‘After much laughing and joking with Girardin…the love which had already spoken to the heart of this steward now made it weaken: they were alone, the night was dark…the secret escaped. Girardin was indeed a woman, as some had suspected’

(La Motte du Portail in Frank Horner, 1996, Looking for Lapérouse, Melbourne University Press: 210).

Louis Girardin, a steward on the Recherche was really Marie Louise Victoire Girardin. She was the daughter of a former royal gardener at Versailles turned wine merchant. Louise was widowed in 1781 and in the early years of the Revolution had fled disgrace and her father’s wrath after giving birth to an illegitimate child by a disloyal lover.

She had appeared at Brest disguised as a man, with a letter of introduction to Mme Le Fournier d'Yauville. She persuaded her brother Jean-Michel Huon de Kermadec, then second in command to d’Entrecasteaux, to recommend her as a steward on the Recherche. It appears that d’Entrecasteaux knew her secret, and gave his approval. Stewards were exempt from medical examination and she had a small but separate cabin.
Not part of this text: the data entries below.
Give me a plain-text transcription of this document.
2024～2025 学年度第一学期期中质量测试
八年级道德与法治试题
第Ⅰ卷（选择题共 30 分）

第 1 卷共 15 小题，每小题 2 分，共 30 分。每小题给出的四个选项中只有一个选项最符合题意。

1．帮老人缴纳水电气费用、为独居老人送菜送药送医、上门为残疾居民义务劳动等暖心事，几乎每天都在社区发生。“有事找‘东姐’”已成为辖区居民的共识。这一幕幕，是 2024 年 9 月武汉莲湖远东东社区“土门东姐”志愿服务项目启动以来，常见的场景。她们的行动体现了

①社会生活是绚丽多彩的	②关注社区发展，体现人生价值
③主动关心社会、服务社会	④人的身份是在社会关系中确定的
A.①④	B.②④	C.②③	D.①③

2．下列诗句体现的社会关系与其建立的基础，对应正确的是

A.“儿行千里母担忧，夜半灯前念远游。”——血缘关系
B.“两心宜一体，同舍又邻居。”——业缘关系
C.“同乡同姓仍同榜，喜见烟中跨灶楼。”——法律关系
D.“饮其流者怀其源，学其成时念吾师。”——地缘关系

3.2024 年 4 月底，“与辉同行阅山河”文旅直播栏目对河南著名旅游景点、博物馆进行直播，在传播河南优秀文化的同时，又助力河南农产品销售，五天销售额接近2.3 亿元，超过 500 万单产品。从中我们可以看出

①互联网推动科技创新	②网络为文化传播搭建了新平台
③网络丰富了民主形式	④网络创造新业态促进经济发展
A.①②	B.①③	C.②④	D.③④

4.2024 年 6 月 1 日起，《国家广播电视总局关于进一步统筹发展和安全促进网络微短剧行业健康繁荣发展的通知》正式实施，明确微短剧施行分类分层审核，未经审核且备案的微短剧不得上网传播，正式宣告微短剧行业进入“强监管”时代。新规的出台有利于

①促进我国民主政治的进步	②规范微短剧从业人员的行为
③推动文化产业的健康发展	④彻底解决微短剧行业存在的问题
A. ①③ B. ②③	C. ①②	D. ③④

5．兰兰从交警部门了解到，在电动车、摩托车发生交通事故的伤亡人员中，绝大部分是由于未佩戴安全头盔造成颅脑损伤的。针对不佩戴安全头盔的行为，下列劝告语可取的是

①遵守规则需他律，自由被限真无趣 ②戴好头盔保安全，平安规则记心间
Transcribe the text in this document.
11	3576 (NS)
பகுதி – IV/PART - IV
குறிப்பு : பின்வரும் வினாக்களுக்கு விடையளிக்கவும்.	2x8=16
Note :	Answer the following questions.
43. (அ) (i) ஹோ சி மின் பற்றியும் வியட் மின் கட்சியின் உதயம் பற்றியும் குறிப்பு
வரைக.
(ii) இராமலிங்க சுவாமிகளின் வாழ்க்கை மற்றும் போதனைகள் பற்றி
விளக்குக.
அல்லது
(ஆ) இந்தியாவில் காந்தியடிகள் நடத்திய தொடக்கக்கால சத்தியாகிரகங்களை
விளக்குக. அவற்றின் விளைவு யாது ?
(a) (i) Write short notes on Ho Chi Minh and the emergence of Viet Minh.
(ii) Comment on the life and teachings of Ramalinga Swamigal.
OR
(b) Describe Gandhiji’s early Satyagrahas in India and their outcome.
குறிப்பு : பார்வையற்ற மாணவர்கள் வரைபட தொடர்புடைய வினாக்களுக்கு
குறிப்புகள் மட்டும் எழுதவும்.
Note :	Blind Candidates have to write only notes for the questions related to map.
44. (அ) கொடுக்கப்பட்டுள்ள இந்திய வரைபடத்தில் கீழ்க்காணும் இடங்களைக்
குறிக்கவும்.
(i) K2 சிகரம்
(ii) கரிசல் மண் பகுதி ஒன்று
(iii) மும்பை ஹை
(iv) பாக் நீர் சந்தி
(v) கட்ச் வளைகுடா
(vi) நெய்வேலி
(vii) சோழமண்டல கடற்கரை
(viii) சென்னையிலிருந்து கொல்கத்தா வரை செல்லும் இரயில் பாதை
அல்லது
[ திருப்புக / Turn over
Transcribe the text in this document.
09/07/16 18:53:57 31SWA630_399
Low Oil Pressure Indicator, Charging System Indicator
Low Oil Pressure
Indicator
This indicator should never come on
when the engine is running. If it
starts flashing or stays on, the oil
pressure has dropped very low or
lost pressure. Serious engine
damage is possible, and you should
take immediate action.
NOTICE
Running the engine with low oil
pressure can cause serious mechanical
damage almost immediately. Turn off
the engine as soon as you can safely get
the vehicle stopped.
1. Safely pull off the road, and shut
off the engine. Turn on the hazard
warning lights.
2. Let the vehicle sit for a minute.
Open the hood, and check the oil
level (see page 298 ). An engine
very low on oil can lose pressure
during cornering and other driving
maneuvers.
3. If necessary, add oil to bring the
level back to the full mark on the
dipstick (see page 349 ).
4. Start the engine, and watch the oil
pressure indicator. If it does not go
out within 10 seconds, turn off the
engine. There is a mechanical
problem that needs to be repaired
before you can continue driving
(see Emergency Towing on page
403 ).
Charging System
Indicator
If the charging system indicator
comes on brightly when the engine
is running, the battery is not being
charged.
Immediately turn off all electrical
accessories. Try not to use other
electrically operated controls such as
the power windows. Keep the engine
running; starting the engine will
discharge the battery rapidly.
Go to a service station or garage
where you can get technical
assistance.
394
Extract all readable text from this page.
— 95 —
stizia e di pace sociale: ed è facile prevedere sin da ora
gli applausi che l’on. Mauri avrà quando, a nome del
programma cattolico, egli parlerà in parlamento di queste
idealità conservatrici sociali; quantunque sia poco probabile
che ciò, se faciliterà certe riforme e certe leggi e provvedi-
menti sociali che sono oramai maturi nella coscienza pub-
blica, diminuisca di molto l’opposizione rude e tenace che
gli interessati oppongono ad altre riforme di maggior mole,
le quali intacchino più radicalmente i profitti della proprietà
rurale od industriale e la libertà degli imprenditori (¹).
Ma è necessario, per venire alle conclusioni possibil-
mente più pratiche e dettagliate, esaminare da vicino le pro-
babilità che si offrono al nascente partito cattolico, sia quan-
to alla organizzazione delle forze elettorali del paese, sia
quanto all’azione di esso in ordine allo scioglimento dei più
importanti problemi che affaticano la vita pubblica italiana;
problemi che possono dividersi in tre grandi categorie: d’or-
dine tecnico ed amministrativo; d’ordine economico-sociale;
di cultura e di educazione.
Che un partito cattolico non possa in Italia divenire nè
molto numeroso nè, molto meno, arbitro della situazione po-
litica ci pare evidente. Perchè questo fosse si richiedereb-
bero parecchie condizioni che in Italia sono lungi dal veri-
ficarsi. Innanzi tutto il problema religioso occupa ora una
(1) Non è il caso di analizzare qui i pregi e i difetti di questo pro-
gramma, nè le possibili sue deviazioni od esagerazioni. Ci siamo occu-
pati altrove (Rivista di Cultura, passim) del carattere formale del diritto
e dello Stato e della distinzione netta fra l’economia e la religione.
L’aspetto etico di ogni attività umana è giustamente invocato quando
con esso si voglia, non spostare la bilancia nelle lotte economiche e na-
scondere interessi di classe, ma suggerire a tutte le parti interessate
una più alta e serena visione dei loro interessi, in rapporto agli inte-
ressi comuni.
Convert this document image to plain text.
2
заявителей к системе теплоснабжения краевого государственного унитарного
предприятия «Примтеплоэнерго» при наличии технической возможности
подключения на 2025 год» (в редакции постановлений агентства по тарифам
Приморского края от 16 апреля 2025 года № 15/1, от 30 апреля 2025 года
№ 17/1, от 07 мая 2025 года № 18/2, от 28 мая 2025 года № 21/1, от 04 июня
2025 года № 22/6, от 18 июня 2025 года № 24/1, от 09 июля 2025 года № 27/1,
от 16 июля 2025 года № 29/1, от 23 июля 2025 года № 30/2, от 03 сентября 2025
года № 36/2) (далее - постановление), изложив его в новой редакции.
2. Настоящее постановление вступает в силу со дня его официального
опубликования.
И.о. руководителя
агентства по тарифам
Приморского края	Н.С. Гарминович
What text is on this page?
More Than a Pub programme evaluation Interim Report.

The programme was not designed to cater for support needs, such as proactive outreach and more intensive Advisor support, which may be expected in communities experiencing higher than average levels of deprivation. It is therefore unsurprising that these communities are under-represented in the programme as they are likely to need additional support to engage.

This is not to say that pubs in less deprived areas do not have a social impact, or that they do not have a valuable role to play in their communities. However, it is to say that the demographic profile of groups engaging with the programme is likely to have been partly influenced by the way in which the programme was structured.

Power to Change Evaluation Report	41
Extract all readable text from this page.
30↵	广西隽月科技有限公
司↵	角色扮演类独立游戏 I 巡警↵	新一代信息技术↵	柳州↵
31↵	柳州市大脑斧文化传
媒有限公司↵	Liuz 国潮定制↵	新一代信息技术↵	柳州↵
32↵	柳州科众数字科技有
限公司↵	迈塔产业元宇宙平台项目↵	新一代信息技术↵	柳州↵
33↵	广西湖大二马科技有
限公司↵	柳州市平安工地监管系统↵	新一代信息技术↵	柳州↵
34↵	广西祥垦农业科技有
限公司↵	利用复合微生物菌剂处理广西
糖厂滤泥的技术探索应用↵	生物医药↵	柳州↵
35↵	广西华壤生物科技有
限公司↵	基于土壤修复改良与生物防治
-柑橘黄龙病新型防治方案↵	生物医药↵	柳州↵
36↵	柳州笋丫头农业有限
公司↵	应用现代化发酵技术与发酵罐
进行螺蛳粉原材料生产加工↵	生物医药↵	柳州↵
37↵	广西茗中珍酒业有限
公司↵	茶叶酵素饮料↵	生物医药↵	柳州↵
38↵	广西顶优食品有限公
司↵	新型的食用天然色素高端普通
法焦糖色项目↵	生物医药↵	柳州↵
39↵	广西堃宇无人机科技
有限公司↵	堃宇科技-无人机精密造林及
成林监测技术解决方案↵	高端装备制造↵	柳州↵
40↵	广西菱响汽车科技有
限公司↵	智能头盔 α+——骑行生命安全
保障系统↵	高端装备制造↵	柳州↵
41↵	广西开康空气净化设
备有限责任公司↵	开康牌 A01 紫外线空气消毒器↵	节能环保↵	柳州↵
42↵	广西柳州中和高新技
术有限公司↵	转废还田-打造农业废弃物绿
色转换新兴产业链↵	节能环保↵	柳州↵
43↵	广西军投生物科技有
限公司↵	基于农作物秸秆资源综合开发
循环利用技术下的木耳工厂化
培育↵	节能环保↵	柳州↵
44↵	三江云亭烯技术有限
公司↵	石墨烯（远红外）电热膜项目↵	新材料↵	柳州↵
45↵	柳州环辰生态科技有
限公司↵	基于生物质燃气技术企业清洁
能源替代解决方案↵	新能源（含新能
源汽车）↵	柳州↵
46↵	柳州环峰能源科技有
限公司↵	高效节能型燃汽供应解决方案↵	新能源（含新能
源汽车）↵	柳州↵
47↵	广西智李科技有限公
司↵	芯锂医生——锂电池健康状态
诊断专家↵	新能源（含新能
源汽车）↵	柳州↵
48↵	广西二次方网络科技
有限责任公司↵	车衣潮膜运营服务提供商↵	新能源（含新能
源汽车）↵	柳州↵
During the voyage, Girardin stubbornly concealed her identity, despite widespread suspicion. She even fought a duel with a crew member who questioned her gender. In Van Diemen’s Land (Tasmania) the Aborigines were inquisitive about the sex of the younger, beardless French men, and the lack of women among their visitors. The crew joked it was just as well that Louis Girardin hadn’t come ashore with them, or he might have been revealed as a woman in disguise.

There is evidence in La Motte du Portail’s journal that Louise may have formed a relationship with his friend Sub-Lieutenant Mérite of the Recherche. Both died of dysentery within a day of each other in December 1794.

Anigozanthus ruf

Anigozanthus rufa
Hand-coloured engraving, 1808
Originally published in Atlas du Voyage à la Recherche de la Pérouse, No. 22.

after Pierre Joseph Redouté, 1797

While d’Entrecasteaux’s ships Recherche and Espérance were safely anchored behind Observatory Island in the Recherche Archipelago, his naturalists keenly examined the environment. Despite the sandy landscape, they found a wealth of new plants and animals.

In those arid wastes, grows a fine plant which nearly resembles an iris, and which naturally classes itself with the genera dilatris and argolafia. It forms, however, a new and a very distinct genus, principally by its irregular corolla…The top of the stalk is covered with reddish pili, like the flowers. I have denominated this species anigozanthos rufa [now Anigozanthos rufus—Red Kangaroo Paw] (Labillardière, 1800, Voyage in search of La Pérouse).